Well, if you’re looking to discredit a former mayor, you could use the situation to tarnish his record or imply that there is some illegality with spending taxpayer’s money that way. The decision was that of the council of the day and not one single person.
The thing that gets me is why it took so long to discover that the “missing” money was “unfunded” and why the word “unfunded” wasn’t explained to the public as a clerical oversight. Four years is a long time not to notice that the money wasn’t in the correct column in a financial report, because, that’s really what we are talking about. The town used its own money rather than borrowing it – and someone forgot to account for it on paper. Doughty says that the town should have written a by-law to cover the expense – to say that we’re taking the money to pay for a portion of the G8 projects rather than borrow.
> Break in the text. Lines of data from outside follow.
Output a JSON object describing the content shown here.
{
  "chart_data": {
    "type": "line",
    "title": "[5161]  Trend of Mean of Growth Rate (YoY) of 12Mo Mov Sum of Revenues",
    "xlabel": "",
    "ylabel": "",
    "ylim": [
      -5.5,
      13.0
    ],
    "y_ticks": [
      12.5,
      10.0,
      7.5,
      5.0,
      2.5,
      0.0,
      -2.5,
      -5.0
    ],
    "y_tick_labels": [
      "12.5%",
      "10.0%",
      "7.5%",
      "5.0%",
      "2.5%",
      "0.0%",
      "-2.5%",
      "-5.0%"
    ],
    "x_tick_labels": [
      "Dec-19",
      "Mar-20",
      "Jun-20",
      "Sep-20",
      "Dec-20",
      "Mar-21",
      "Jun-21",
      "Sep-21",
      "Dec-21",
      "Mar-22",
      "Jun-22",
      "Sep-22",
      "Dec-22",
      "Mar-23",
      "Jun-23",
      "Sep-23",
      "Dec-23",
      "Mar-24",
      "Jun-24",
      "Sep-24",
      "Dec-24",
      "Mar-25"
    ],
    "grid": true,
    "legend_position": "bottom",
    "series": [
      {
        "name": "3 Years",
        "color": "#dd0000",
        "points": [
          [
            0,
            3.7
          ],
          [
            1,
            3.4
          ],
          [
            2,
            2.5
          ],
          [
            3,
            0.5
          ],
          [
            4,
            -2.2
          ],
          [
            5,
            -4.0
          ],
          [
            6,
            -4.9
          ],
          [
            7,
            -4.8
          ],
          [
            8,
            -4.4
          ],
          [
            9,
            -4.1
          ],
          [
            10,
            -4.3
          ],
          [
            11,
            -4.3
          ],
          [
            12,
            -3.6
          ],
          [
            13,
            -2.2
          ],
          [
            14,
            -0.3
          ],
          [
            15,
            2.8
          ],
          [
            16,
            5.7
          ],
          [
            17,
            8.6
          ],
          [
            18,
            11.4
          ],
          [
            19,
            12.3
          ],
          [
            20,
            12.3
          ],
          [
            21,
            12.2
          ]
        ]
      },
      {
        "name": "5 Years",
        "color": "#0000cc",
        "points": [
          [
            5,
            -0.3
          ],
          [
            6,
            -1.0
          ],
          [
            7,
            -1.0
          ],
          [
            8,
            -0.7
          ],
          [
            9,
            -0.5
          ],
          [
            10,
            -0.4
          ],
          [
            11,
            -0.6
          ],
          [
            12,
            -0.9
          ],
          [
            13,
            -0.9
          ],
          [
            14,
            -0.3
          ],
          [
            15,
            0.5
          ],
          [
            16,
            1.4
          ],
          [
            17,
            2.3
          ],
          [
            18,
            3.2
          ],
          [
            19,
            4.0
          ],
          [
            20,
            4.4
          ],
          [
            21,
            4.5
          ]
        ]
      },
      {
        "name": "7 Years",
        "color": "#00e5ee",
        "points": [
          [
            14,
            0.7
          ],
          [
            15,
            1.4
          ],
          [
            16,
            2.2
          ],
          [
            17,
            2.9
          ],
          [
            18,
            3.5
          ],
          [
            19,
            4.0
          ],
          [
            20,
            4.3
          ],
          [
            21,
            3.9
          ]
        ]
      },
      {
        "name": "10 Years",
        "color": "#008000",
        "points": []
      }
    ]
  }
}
So now the problem has been solved, Doughty owned up and said he will take responsibility for not having a by-law enacted after having used the money. Some people will continue to say he pulled a fast one and there isn’t much anyone can say to dissuade them. I don’t remember seeing a mayor or council that knows all the procedural requirements to run a council meeting, that’s why there is so many administration staff in council chambers. Even so, apparently, mistakes are made and it seems that the town has saved money by not borrowing the $3 million.
What’s alarming about the situation is our current council’s rush to refill the town’s reserves, saying that they will commit to an increase of $200,000 in the 2016 budget. That’s a 2 per cent increase off the top – without inflation on the current budget – meaning that if a status quo budget for next year cost taxpayers the same as this year, then in 2016 we are talking about a 5% increase before any new spending.
The town’s ability to tax is always mentioned in town hall, as if they feel they’re not spending enough, I hear it at every meeting I attend. There are always new things being pitched by staff that could wait or not be spent.
It’s time for this council to reign in their spending. Don’t commit to increases for 2016 until you begin your budget deliberations. Its summer, and six months from now you’ll be starting that process, so what’s the rush?